Mr Rees-Mogg, who has been dubbed the MP for the 18th century, is riding high in the public’s opinion; his forthright and erudite views coupled with his ability to hold his own with television interviewers - and to do it with grace and humour - are proving increasingly popular.

Eton-educated, Latin maxim-spouting, rolling in money, dressed like Bertie Wooster, taking his children’s nanny out canvassing with him on the campaign trail, and the scion of a wealthy Establishment family, on paper he ticks precisely zero boxes for what a modern political leader should be.

And yet... And yet, he has undeniably struck a chord with the public; and calls for him to take over from Theresa May as Tory leader are becoming increasingly loud.

The gentleman himself doth protest a little, saying this week: “I unequivocally support Theresa May and I do not covet her job.” Maybe not, squire, but there are a lot of despairing Conservatives out there who would love you to have it.

Yesterday, Mr Rees-Mogg laid out in The Daily Telegraph his vision of what modern Conservatism should be - and it was mightily persuasive. “The instruments of government are there to serve, not command,” he declared, no doubt to frenzied nods of approval from thousands of toast and Oxford marmalade-scoffing Telegraph readers that morning.

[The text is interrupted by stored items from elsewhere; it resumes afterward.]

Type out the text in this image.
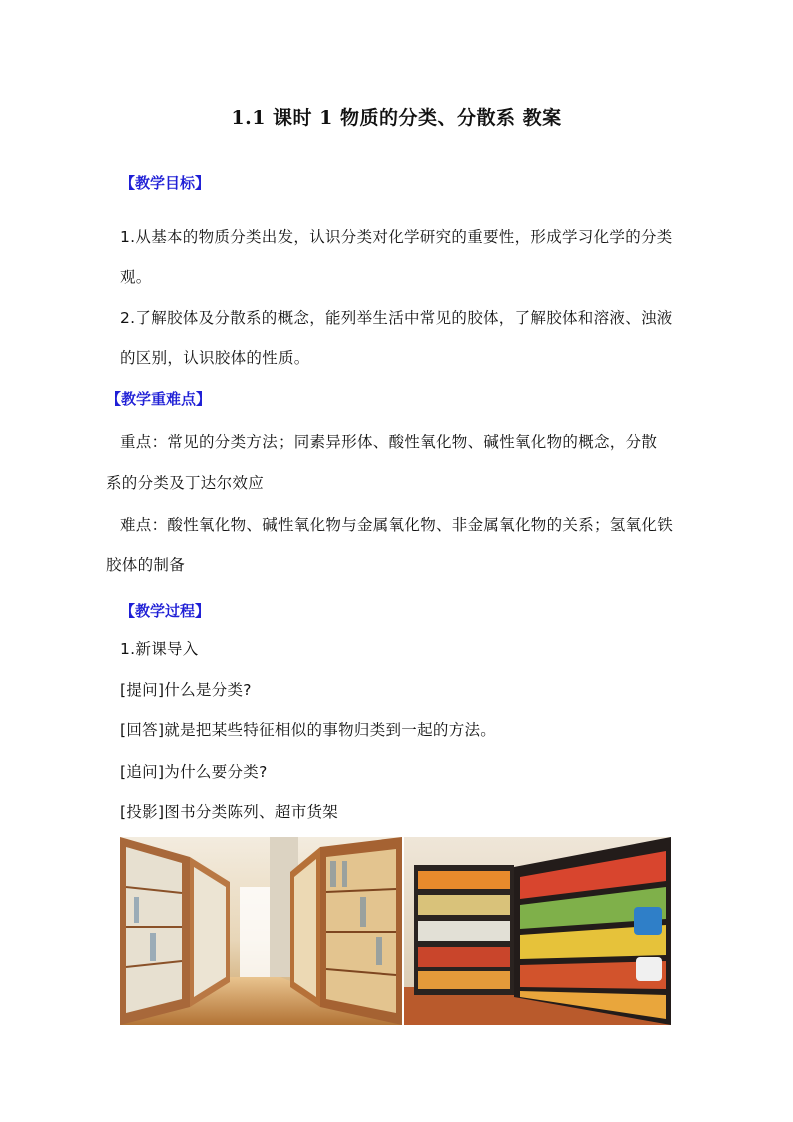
1.1 课时 1 物质的分类、分散系 教案
【教学目标】
1.从基本的物质分类出发，认识分类对化学研究的重要性，形成学习化学的分类
观。
2.了解胶体及分散系的概念，能列举生活中常见的胶体，了解胶体和溶液、浊液
的区别，认识胶体的性质。
【教学重难点】
重点：常见的分类方法；同素异形体、酸性氧化物、碱性氧化物的概念，分散
系的分类及丁达尔效应
难点：酸性氧化物、碱性氧化物与金属氧化物、非金属氧化物的关系；氢氧化铁
胶体的制备
【教学过程】
1.新课导入
[提问]什么是分类?
[回答]就是把某些特征相似的事物归类到一起的方法。
[追问]为什么要分类?
[投影]图书分类陈列、超市货架
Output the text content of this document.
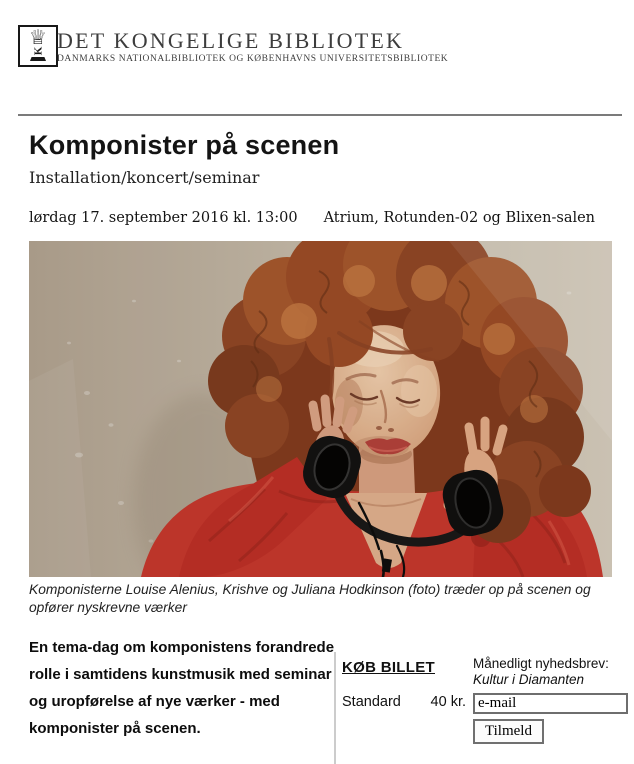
♕
K DET KONGELIGE BIBLIOTEK
DANMARKS NATIONALBIBLIOTEK OG KØBENHAVNS UNIVERSITETSBIBLIOTEK
Komponister på scenen
Installation/koncert/seminar
lørdag 17. september 2016 kl. 13:00 Atrium, Rotunden-02 og Blixen-salen
Komponisterne Louise Alenius, Krishve og Juliana Hodkinson (foto) træder op på scenen og opfører nyskrevne værker
En tema-dag om komponistens forandrede rolle i samtidens kunstmusik med seminar og uropførelse af nye værker - med komponister på scenen.
KØB BILLET
Standard 40 kr.
Månedligt nyhedsbrev:
Kultur i Diamanten
e-mail Tilmeld
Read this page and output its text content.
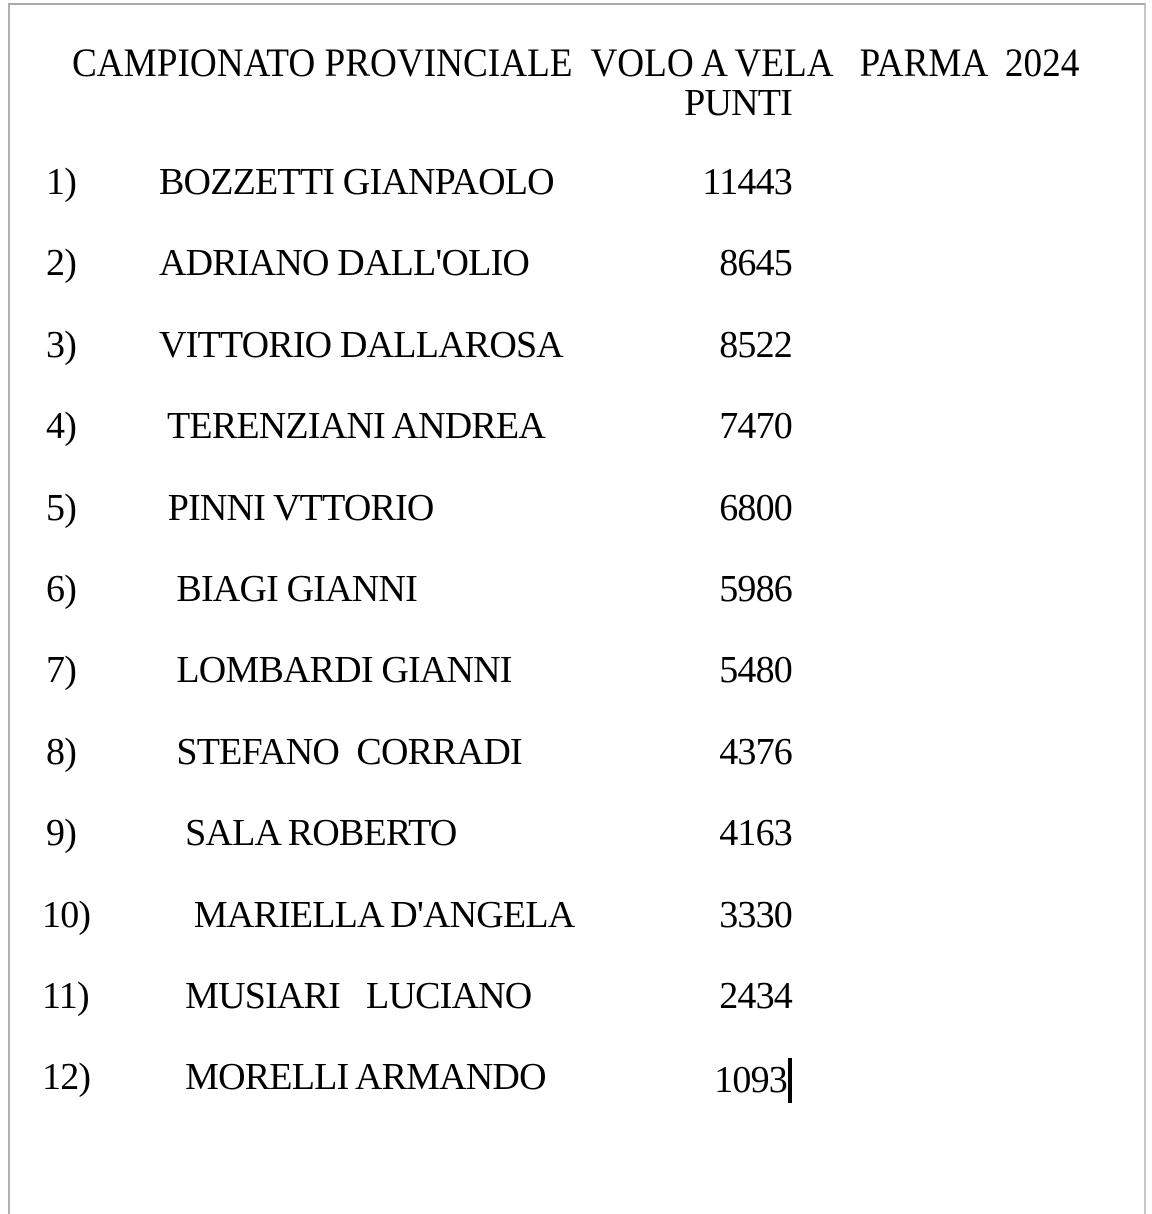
CAMPIONATO PROVINCIALE  VOLO A VELA   PARMA  2024

PUNTI
1) BOZZETTI GIANPAOLO	11443
2) ADRIANO DALL'OLIO	8645
3) VITTORIO DALLAROSA	8522
4) TERENZIANI ANDREA	7470
5) PINNI VTTORIO	6800
6) BIAGI GIANNI	5986
7) LOMBARDI GIANNI	5480
8) STEFANO  CORRADI	4376
9) SALA ROBERTO	4163
10) MARIELLA D'ANGELA	3330
11) MUSIARI   LUCIANO	2434
12) MORELLI ARMANDO	1093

There is no money except for that earned in the private sector; people don’t want to live in tower blocks - but since the Seond World War officialdom has wanted them to; we must tackle monopolies; and society is built from the bottom up, not the top down. Mr Rees-Mogg had plenty more to say about taxation (and especially the market-haltingly pernicious stamp duty), the nanny state and governments’ moral obligations to the people they serve. It was all stirring stuff - and one of the best analyses of modern conservatism I have read in many a while. Mrs May might well have apparently “giggled’ (if you can imagine such a thing) when it was suggested Mr Rees-Mogg be promoted from the back benches - but the threat to her already severely weakened position should, for her, be no laughing matter.

For (like Jeremy Corbyn but cleverer and much better dressed) Jacob Rees-Mogg is a true conviction politician; and that is what increasingly appeals to an electorate jaded by evasive, cliche-ridden career politicians.

Rees-Mogg may trot out Latin maxims (his first ever tweet was in Latin - but he is already the most-followed Tory MP by a country mile) and carry a fob watch in his Savile Row waistcoat but he is very much his own man - and people like and respect that. He has become the acceptable face of Tory toffness.

In the past couple of years, the most unlikely things have happened. Jeremy Corbyn as Labour leader, Donald Trump as US president; Brexit; and Leicester City winning whatever it was they won, to name but a few recent “turn-up-for-the-books” results. In such a climate, I can see no reason why Jacob Rees-Mogg cannot come storming up on the rails to take the poisoned chalice that is the leadership of the Tory party.

I hope he does. A recent convert, he has swiftly become the latest darling of social media - and these days that matters a lot - and I would expect him to capitalise on that over the coming months. He may protest that he has no ambitions beyond being a back bench MP, but many other people do on his behalf; and he would do well to take them seriously.

Cometh the hour, cometh the man - and for a growing number of Conservatives, Mr Rees-Mogg’s hour has indeed come. Talk of Mogg-mentum is rife, and the man himself is riding a wave of approval among Conservtives, which has only been enhanced by his sparkling Telegraph article.

Let’s hope he has the Mogg-mentum to ride that wave further. Or, as the Latin has it, Carpe Diem, Jacob.